17.10.08

Tropic Thunder / Tropik Fırtına


Başta Tugg Speedman (Ben Stiller), Kirk Lazarus (Robert Downey Jr.), Jeff Portnoy (Jack Black) olmak üzere Hollywood'un bir grup -film icabı- ünlü starı, Vietnam Savaşı konulu bir film çekmek üzere, Vietnam'ın tropikal ormanlarında bir araya gelirler..

'Film içinde film' çevirecek bu Hollywood yıldızlarını bize 'hatırlatmak' amacıyla, onların önceki filmlerinden fragman görüntüleriyle başlayan Tropik Fırtına; gerçek Hollywood filmlerine yaptığı göndermelerle oluşturulmuş işte bu sahnelerle de, kahkaha fırtınasını başlatır..

Birbirinden kaprisli ya da -rahatlıkla- manyak denebilecek bu oyuncular, bir araya gelseler de (Problemin nedeni aslında tam da budur) müstakbel filmin kotarılması zor görünmektedir..


Oyuncuların sorunlu özel hayatları, prodüksiyonda yaşanan problemler ve bütün bunlarla başa çıkma kabiliyeti göstermekten uzak, otorite ve de yönetme özürlü bir yönetmenle, işler iyice durma noktasına gelmiştir..





Çaresiz yönetmen, filmin senaryosunun uyarlandığı kitabın da yazarı olan, 'Dört Yaprak' lakaplı Vietnam gazisinin (Nick Nolte) -akıllara ziyan- fikrini (Sonradan onun da foyası çıkacaktır ya) uygulamaya karar verir..
Bu fikre göre; kaprisleri illallah dedirten yıldızlarımız, çevresine patlayıcılar ve kameralar yerleştirilmiş ormanın ortasına bir yerine –kendilerine bir bilgi verilmeden- bırakılacaklardır.. Böylece, hem onlara güzel bir ders verilmiş; hem de, gerçeğe çok yakın görüntülerle, film -bi şekilde- çekilmiş olacaktır.. 

Ne yazık ki- bu şeytani plan; ne oyunculara, ne yönetmene, ne de filme bir hayır getirir.. 

Hiç hesapta olmayan gelişmeler ve sakarlıklarla, film, çekilemez hale gelse de; şimdi artık, asıl filmin, yani Tropik Fırtına’nın, gelişip, coşma zamanıdır..

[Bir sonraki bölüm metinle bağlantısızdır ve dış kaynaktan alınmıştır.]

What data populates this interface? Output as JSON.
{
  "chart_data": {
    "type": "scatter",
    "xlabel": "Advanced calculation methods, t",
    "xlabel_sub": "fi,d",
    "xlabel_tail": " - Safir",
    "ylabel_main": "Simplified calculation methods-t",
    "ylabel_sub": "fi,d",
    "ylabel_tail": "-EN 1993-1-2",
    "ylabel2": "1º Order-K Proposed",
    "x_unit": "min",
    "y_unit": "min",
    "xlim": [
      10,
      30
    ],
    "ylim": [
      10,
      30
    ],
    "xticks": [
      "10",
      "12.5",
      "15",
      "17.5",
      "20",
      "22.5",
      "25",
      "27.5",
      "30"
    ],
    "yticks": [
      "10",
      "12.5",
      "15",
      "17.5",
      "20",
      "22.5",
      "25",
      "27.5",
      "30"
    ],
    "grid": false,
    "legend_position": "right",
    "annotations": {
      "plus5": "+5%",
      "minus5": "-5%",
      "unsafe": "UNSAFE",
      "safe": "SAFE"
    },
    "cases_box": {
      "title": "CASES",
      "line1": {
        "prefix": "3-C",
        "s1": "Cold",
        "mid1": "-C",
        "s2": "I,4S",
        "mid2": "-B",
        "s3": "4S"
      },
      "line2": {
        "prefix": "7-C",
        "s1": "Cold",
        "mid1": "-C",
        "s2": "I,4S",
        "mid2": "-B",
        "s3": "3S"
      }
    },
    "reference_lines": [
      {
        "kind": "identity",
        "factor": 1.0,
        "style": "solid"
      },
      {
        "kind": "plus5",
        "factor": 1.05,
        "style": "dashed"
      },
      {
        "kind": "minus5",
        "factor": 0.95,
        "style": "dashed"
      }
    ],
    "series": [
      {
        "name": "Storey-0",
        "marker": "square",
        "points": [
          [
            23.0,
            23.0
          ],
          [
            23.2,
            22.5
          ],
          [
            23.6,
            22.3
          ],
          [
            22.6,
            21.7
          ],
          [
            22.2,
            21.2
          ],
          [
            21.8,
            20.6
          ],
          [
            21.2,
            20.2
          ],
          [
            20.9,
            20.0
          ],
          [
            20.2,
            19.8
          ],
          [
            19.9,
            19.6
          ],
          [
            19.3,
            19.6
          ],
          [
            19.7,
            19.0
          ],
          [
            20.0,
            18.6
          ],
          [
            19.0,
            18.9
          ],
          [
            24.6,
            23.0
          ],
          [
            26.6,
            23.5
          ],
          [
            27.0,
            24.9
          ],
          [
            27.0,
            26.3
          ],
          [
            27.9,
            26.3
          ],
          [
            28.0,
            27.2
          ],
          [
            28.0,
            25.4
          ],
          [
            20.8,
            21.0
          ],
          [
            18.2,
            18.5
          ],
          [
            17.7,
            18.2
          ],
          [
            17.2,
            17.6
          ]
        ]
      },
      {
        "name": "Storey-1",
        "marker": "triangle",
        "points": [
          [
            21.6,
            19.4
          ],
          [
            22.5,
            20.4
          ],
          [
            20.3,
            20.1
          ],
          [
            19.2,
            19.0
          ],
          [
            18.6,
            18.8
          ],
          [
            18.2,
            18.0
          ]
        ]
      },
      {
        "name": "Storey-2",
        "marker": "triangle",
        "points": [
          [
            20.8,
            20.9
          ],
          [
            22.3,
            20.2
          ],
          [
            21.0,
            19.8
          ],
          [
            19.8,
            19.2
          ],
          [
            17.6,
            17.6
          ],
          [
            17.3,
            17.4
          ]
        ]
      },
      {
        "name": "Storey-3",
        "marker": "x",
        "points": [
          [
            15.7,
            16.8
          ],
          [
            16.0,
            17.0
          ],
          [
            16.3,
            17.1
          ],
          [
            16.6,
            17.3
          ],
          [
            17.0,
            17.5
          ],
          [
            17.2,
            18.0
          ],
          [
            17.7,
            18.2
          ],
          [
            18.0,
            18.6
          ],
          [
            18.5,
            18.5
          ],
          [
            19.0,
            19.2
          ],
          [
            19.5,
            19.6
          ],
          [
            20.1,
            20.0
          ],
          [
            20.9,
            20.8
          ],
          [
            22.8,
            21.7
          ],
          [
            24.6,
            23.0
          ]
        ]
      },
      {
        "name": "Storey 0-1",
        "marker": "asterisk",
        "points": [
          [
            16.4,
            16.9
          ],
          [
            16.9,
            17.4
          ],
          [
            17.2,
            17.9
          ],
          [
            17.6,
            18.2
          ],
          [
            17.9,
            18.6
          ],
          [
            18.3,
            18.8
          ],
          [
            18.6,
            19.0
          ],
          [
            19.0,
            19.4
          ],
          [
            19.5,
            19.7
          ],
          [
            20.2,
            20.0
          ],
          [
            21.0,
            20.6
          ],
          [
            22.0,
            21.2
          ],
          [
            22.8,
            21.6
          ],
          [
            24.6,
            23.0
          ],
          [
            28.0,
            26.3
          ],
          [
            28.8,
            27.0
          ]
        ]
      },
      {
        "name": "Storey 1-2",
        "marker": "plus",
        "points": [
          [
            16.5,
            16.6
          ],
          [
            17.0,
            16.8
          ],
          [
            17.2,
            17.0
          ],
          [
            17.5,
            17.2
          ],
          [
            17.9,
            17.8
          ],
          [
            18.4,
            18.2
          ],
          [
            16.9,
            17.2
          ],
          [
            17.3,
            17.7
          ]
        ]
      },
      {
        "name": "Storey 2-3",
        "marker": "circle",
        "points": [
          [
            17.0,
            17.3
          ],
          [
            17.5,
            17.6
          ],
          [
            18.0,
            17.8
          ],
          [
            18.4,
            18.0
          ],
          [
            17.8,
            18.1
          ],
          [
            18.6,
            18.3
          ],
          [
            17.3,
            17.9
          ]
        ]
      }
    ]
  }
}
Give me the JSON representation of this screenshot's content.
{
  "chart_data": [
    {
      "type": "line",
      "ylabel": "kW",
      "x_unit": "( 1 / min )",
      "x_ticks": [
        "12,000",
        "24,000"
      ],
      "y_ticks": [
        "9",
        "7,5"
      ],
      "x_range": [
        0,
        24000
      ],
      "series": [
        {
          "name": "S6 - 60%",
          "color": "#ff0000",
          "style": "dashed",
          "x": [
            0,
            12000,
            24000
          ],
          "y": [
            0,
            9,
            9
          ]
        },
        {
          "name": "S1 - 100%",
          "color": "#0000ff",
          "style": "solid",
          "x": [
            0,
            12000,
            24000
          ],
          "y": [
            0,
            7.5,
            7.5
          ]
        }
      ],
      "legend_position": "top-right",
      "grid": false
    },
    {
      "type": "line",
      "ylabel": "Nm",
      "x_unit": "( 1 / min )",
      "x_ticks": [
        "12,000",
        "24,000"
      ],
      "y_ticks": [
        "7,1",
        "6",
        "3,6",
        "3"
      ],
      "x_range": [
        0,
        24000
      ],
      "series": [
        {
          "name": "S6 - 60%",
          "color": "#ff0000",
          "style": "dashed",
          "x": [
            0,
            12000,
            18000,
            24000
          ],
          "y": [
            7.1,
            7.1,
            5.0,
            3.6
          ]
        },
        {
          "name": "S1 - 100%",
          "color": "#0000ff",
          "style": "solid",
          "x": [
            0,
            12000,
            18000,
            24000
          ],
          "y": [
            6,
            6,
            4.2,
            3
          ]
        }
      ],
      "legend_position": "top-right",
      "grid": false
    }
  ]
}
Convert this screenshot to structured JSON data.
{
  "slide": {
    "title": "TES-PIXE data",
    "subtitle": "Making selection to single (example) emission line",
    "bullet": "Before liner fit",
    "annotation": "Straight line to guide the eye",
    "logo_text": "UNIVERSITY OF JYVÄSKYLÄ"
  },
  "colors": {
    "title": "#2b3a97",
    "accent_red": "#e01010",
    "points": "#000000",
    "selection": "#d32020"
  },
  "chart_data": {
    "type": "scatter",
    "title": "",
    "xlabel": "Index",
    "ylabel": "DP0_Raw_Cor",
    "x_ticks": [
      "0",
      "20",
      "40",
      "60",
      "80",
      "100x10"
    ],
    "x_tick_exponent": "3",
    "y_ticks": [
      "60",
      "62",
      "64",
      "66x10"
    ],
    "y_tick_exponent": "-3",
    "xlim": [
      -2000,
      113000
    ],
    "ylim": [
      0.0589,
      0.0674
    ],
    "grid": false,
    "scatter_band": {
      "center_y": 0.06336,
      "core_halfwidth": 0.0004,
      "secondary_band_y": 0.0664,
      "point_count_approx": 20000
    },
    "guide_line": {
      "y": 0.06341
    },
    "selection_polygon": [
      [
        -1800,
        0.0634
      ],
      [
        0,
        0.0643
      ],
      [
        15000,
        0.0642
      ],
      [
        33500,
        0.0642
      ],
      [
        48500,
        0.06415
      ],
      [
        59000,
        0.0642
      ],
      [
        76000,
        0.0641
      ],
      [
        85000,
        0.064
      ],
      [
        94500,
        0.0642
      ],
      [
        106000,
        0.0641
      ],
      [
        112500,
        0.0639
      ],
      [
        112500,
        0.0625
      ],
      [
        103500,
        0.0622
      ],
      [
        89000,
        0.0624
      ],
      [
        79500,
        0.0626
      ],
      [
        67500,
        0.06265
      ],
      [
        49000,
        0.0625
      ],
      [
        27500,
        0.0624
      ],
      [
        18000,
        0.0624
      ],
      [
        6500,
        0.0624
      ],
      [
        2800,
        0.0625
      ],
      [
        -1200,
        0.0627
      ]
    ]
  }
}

Bu film, egoları tavan yapmış oyuncularla; onların menajer ve film yapımcılarıyla olan tuhaf ilişkileriyle; bütün bu hengamenin altında kalan zavallı yönetmenlerle -acımasızca- dalga geçen, bir Hollywood taşlaması..

'Ciddi' filmlerle 'sulu' bi şekilde dalgasını geçen yapıtlara, hep mesafeli olmuşumdur.. Hele ki bu filmler, etkilendiğim, başarılı bulduğum eserlerle alay etmeye kalkışmışlarsa, hiç gözüme görünmesinler..
Ben Stiller'ın, hem yazarlık, hem yönetmenlik, hem de oyunculuk yaptığı bu film, taşıdığı kaba güldürü özellikleriyle, ilk bakışta, o hiç hazzetmediğim, sulu ZAZ komedileri izlenimi uyandırmakta..
Oysa Tropik Fırtına, bir yandan, saçmalığı -bence de- tartışma götürmez, Rambovari filmlerle dalgasını geçerken; asıl eleştirel vurguyu, Hollywood Sineması'nı oluşturan sisteme -cesurca- yönelterek; benzerlerinden farklı bir yol izliyor.. Üstelik de, diğerlerine göre, 'bol kahkaha' garantili olarak..
 






Bu oldukça iyi ve zekice kotarılmış komedi filminin başarısında en büyük payı, oyunculuklara ayırabiliriz.. 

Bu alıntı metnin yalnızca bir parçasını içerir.